Alla prova del grano modificato
L’apertura della Conferenza mondiale sul caffè ha coinciso anche con l’acuirsi di una nuova polemica sui campi “prova” di grano geneticamente modificato in Gran Bretagna. In particolare, ieri le organizzazioni di produttori di cibi biologici hanno nuovamente chiesto al governo di intervenire per impedire che vengano coltivati con grano geneticamente modificato terreni di una fattoria situata a soli tre chilometri da uno dei centri di produzione di grano biologico britannico più importanti, il Ryton Organic Gardens.
Il timore è che possa verificarsi una impollinazione incrociata che finisca con il danneggiare le coltivazioni biologiche.

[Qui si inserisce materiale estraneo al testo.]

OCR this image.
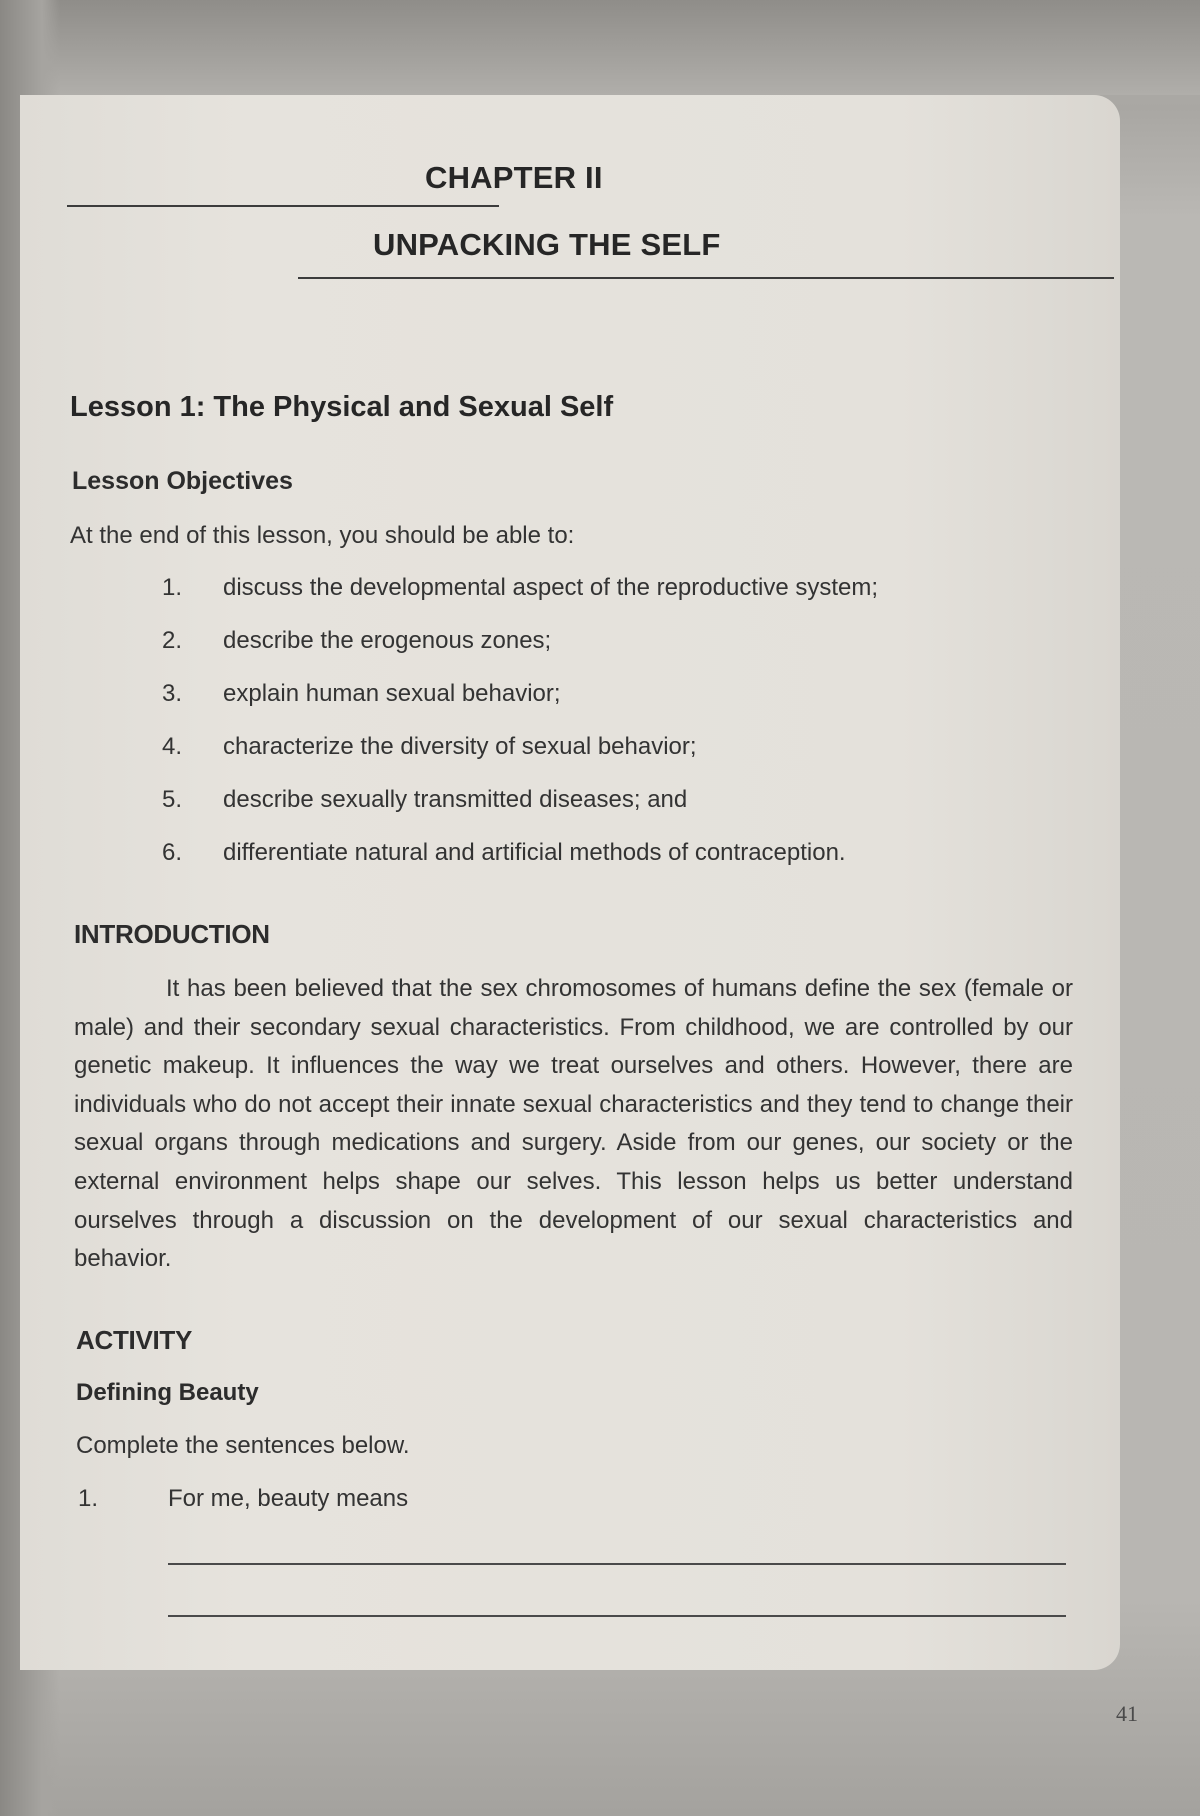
CHAPTER II
UNPACKING THE SELF
Lesson 1: The Physical and Sexual Self
Lesson Objectives
At the end of this lesson, you should be able to:
1.	discuss the developmental aspect of the reproductive system;
2.	describe the erogenous zones;
3.	explain human sexual behavior;
4.	characterize the diversity of sexual behavior;
5.	describe sexually transmitted diseases; and
6.	differentiate natural and artificial methods of contraception.
INTRODUCTION

It has been believed that the sex chromosomes of humans define the sex (female or male) and their secondary sexual characteristics. From childhood, we are controlled by our genetic makeup. It influences the way we treat ourselves and others. However, there are individuals who do not accept their innate sexual characteristics and they tend to change their sexual organs through medications and surgery. Aside from our genes, our society or the external environment helps shape our selves. This lesson helps us better understand ourselves through a discussion on the development of our sexual characteristics and behavior.

ACTIVITY
Defining Beauty
Complete the sentences below.
1.	For me, beauty means
41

Se ciò avvenisse i produttori del Ryton Organic Gardens perderebbero la licenza per produrre grano biologico. Il sottosegretario all’ambiente, Michael Meacher, ha fatto sapere che il governo non ha voce in capitolo su questa questione.

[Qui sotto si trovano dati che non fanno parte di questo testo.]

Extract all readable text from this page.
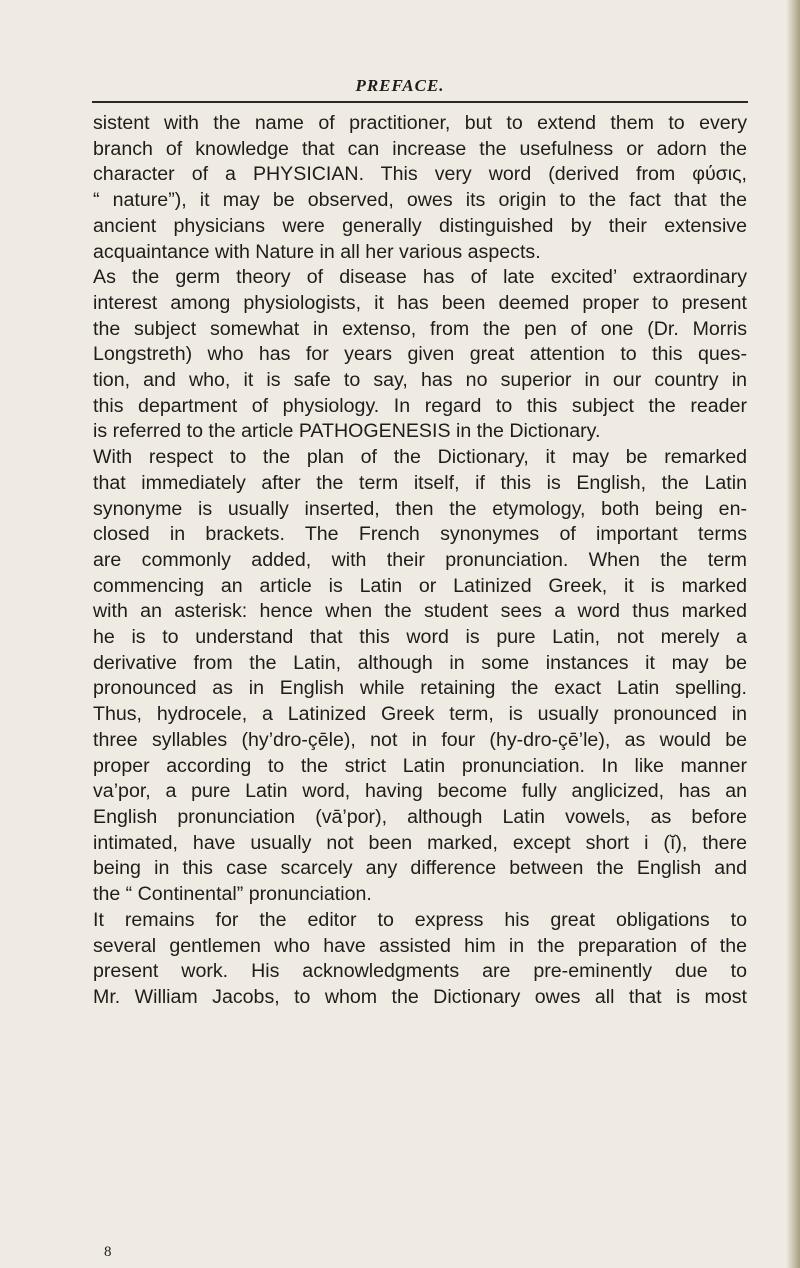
PREFACE.

sistent with the name of practitioner, but to extend them to every

branch of knowledge that can increase the usefulness or adorn the

character of a PHYSICIAN. This very word (derived from φύσις,

“ nature”), it may be observed, owes its origin to the fact that the

ancient physicians were generally distinguished by their extensive

acquaintance with Nature in all her various aspects.

As the germ theory of disease has of late excited’ extraordinary

interest among physiologists, it has been deemed proper to present

the subject somewhat in extenso, from the pen of one (Dr. Morris

Longstreth) who has for years given great attention to this ques-

tion, and who, it is safe to say, has no superior in our country in

this department of physiology. In regard to this subject the reader

is referred to the article PATHOGENESIS in the Dictionary.

With respect to the plan of the Dictionary, it may be remarked

that immediately after the term itself, if this is English, the Latin

synonyme is usually inserted, then the etymology, both being en-

closed in brackets. The French synonymes of important terms

are commonly added, with their pronunciation. When the term

commencing an article is Latin or Latinized Greek, it is marked

with an asterisk: hence when the student sees a word thus marked

he is to understand that this word is pure Latin, not merely a

derivative from the Latin, although in some instances it may be

pronounced as in English while retaining the exact Latin spelling.

Thus, hydrocele, a Latinized Greek term, is usually pronounced in

three syllables (hy’dro-çēle), not in four (hy-dro-çē’le), as would be

proper according to the strict Latin pronunciation. In like manner

va’por, a pure Latin word, having become fully anglicized, has an

English pronunciation (vā’por), although Latin vowels, as before

intimated, have usually not been marked, except short i (ĭ), there

being in this case scarcely any difference between the English and

the “ Continental” pronunciation.

It remains for the editor to express his great obligations to

several gentlemen who have assisted him in the preparation of the

present work. His acknowledgments are pre-eminently due to

Mr. William Jacobs, to whom the Dictionary owes all that is most

8
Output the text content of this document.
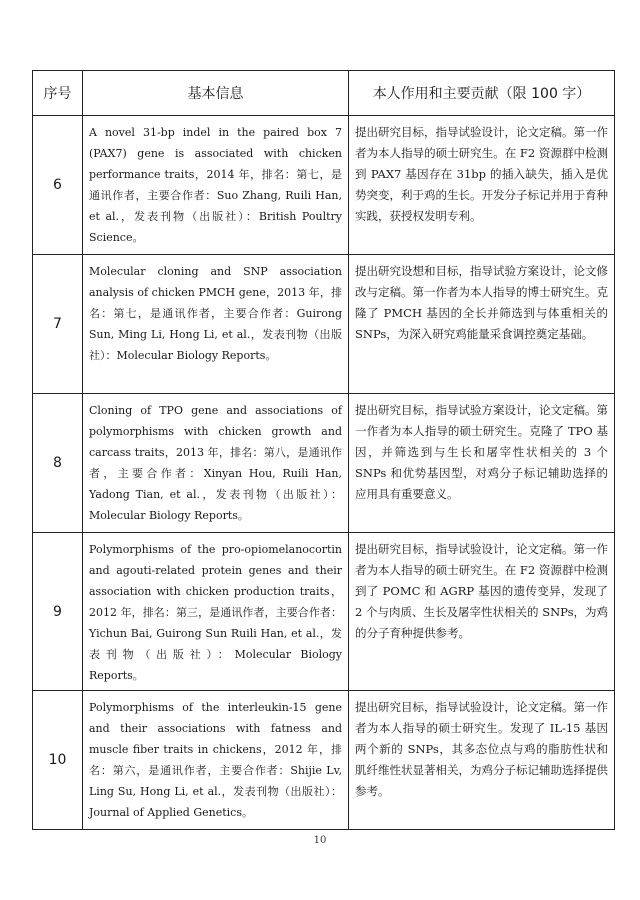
序号	基本信息	本人作用和主要贡献（限 100 字）
6	A novel 31-bp indel in the paired box 7 (PAX7) gene is associated with chicken performance traits，2014 年，排名：第七，是通讯作者，主要合作者：Suo Zhang, Ruili Han, et al.，发表刊物（出版社）：British Poultry Science。	提出研究目标，指导试验设计，论文定稿。第一作者为本人指导的硕士研究生。在 F2 资源群中检测到 PAX7 基因存在 31bp 的插入缺失，插入是优势突变，利于鸡的生长。开发分子标记并用于育种实践，获授权发明专利。
7	Molecular cloning and SNP association analysis of chicken PMCH gene，2013 年，排名：第七，是通讯作者，主要合作者：Guirong Sun, Ming Li, Hong Li, et al.，发表刊物（出版社）：Molecular Biology Reports。	提出研究设想和目标，指导试验方案设计，论文修改与定稿。第一作者为本人指导的博士研究生。克隆了 PMCH 基因的全长并筛选到与体重相关的 SNPs，为深入研究鸡能量采食调控奠定基础。
8	Cloning of TPO gene and associations of polymorphisms with chicken growth and carcass traits，2013 年，排名：第八，是通讯作者，主要合作者：Xinyan Hou, Ruili Han, Yadong Tian, et al.，发表刊物（出版社）：Molecular Biology Reports。	提出研究目标，指导试验方案设计，论文定稿。第一作者为本人指导的硕士研究生。克隆了 TPO 基因，并筛选到与生长和屠宰性状相关的 3 个 SNPs 和优势基因型，对鸡分子标记辅助选择的应用具有重要意义。
9	Polymorphisms of the pro-opiomelanocortin and agouti-related protein genes and their association with chicken production traits，2012 年，排名：第三，是通讯作者，主要合作者：Yichun Bai, Guirong Sun Ruili Han, et al.，发表刊物（出版社）：Molecular Biology Reports。	提出研究目标，指导试验设计，论文定稿。第一作者为本人指导的硕士研究生。在 F2 资源群中检测到了 POMC 和 AGRP 基因的遗传变异，发现了 2 个与肉质、生长及屠宰性状相关的 SNPs，为鸡的分子育种提供参考。
10	Polymorphisms of the interleukin-15 gene and their associations with fatness and muscle fiber traits in chickens，2012 年，排名：第六，是通讯作者，主要合作者：Shijie Lv, Ling Su, Hong Li, et al.，发表刊物（出版社）：Journal of Applied Genetics。	提出研究目标，指导试验设计，论文定稿。第一作者为本人指导的硕士研究生。发现了 IL-15 基因两个新的 SNPs，其多态位点与鸡的脂肪性状和肌纤维性状显著相关，为鸡分子标记辅助选择提供参考。
10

Ma i produttori di cibi biologici ricordano che il governo Blair in più di un’occasione si è dimostrato quantomeno superficiale nel suo approccio alla questione. L’ultima polemica scoppiata in casa new Labour riguardava il voluto e consapevole silenzio del governo sull’esatta allocazione dei terreni pilota coltivati con prodotti transgenici. Nonostante la legge prevedesse che venisse resa nota l’esatta ubicazione dei terreni scelti (o che si erano offerti volontariamente), il governo aveva pubblicato soltanto in parte la lista dei terreni e delle fattorie scelte. In alcuni casi, come in quello al centro della polemica di questi giorni, i campi a coltivazione biologica sono direttamente minacciati da quelli a coltivazione modificata geneticamente.
*********
SCHEDA: CONFERENZA DEL CAFFE’
Si è aperta ieri a Londra, alla presenza dei rappresentanti delle industrie del caffé e dei commercianti dei paesi produttori.
IL CROLLO DEI PREZZI
Secondo il rapporto diffuso mercoledì da Oxfam, l’organizzazione britannica di cooperazione internazionale (cfr. la rubrica “Terraterra” di ieri), il crollo del prezzo del caffé ha avuto conseguenze devastanti per i milioni di contadini-produttori. Gli industriali e i distributori dei paesi ricchi, al contrario, ci avrebbero guadagnato enormemente: la sola Nestlé ha raggiunto nell’arco del 2000 profitti oltre il 20%, mentre la catena Starbucks ha dichiarato profitti del 41% solo nei primi quattro mesi dell’anno. La ragione del divario tra produttori “poveri” e produttori-distributori “ricchi” sta nel fatto che il prezzo del caffé grezzo conta per meno del 7% del prezzo al consumo nei paesi ricchi. Il resto, e cioé oltre il 90%, finisce all’industria di trasformazione e alle distribuzione
LA SOVRAPPRODUZIONE
Il crollo dei prezzi è dovuto alla sovrapproduzione di caffé, che ha aumentato l’offerta mentre il consumo è stagnante. L’Acpc (l’associazione dei paesi produttori di caffé) un anno fa aveva concordato di non mettere sul mercato il 20% della produzione (10 milioni di sacchi da 60 chili) per far salire il prezzo. Ma a distanza di un anno ha dovuto constatare che il piano ha funzionato solo al 70%, essendo stati tolti dal mercato 7 e non 10 milioni di sacchi. Oxfam propone di distruggere 15 milioni di sacchi di caffé di qualità più bassa.